X-Linked Adrenal Hypoplasia Congenita in a Boy due to a Novel Deletion of the Entire NR0B1 (DAX1) and MAGEB14 Genes

1Poznan University of Medical Sciences, 2nd Chair of Pediatrics, Department of Pediatric Endocrinology and Rheumatology, 27/33 Szpitalna Street, 60-572 Poznan, Poland
2Poznan University of Medical Sciences, Chair and Department of Medical Genetics, Rokietnicka 8 Street, 60-806 Poznan, Poland
3Center for Medical Genetics GENESIS, 4 Grudzieniec Street, Poznan, Poland
4Ludwik Rydygier’s Provincial Hospital in Torun, Children’s Hospital, Division of Pediatrics, Pediatric Endocrinology and Pediatric Neurology, 42 Konstytucji 3 Maja Street, 87-100 Torun, Poland
5The Children’s Memorial Health Institute, Department of Laboratory Diagnostics, 20 Al.

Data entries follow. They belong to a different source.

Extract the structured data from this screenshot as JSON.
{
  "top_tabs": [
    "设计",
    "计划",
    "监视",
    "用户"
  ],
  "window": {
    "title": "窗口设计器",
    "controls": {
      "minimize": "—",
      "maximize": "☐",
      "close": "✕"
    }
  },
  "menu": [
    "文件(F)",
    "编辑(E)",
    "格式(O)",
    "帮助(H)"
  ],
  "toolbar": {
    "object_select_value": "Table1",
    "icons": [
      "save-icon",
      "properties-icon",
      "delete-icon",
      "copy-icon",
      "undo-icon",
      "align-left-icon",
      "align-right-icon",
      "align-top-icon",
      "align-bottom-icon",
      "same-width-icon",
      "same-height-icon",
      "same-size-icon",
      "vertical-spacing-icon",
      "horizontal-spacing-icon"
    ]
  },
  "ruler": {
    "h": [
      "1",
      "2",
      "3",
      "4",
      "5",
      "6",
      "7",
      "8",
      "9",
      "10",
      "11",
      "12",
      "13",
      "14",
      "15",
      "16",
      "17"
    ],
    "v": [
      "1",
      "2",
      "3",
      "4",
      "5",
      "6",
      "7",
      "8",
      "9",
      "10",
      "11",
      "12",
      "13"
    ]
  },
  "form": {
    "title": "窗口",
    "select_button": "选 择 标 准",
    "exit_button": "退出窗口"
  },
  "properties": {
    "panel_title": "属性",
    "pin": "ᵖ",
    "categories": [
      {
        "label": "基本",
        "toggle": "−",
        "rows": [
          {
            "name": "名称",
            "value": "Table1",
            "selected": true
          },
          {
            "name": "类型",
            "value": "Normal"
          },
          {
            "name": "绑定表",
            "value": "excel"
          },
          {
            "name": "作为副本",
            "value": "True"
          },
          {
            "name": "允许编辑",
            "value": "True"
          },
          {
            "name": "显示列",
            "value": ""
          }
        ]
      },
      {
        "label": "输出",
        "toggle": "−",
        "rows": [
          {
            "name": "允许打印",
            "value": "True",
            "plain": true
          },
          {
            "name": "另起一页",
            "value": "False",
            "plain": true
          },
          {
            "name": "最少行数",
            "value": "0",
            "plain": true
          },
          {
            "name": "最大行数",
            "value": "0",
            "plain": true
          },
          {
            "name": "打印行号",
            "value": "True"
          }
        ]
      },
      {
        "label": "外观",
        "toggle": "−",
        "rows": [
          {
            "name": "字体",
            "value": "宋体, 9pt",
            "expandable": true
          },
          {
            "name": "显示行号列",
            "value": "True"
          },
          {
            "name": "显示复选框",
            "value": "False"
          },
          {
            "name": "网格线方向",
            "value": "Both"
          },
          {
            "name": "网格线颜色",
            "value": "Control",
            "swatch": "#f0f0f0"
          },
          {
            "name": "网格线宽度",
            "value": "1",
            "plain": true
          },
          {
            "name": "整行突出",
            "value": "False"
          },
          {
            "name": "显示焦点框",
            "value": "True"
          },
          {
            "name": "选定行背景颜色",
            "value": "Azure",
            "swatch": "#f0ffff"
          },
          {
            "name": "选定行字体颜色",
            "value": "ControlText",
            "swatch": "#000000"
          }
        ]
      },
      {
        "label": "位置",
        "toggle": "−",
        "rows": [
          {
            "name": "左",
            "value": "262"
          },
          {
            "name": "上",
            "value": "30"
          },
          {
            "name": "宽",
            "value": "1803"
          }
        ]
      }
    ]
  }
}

Dzieci Polskich, 04-736 Warsaw, Poland
6Karol Jonscher’s Clinical Hospital, 27/33 Szpitalna Street, 60-572 Poznan, Poland

Received 31 May 2016; Accepted 26 July 2016

Academic Editor: Sabrina Corbetta

Copyright © 2016 Aleksandra Rojek et al. This is an open access article distributed under the Creative Commons Attribution License, which permits unrestricted use, distribution, and reproduction in any medium, provided the original work is properly cited.

Abstract

X-linked Adrenal Hypoplasia Congenita (AHC) is caused by deletions or point mutations in the NR0B1 (DAX1) gene. We present a boy with AHC who came at the age of 25 days in a severe state due to prolonged vomiting and progressive dehydration. Laboratory studies showed prominent hyponatremia and hyperkaliemia but not hypoglycemia. Primary adrenal insufficiency was confirmed with low serum cortisol levels and high plasma ACTH levels. Hydrocortisone therapy combined with saline and glucose infusions was started immediately after blood collection. Two exons of the NR0B1 (DAX1) gene were impossible to amplify using the standard PCR method. Array CGH was used to confirm the putative copy-number variation of NR0B1 (DAX1) revealing a novel hemizygous deletion encompassing the entire NR0B1 (DAX1) gene together with the MAGEB genes. This genetic defect was also present in heterozygosity in the patient’s mother. We show that NR0B1 (DAX1) gene analysis is important for confirmation of AHC diagnosis and highlights the role of genetic counseling in families with AHC patients, particularly those with X chromosome microdeletions, covering more than NR0B1 (DAX1) alone. We hope that further clinical follow-up of this patient and his family will shed a new light on the role of MAGEB genes.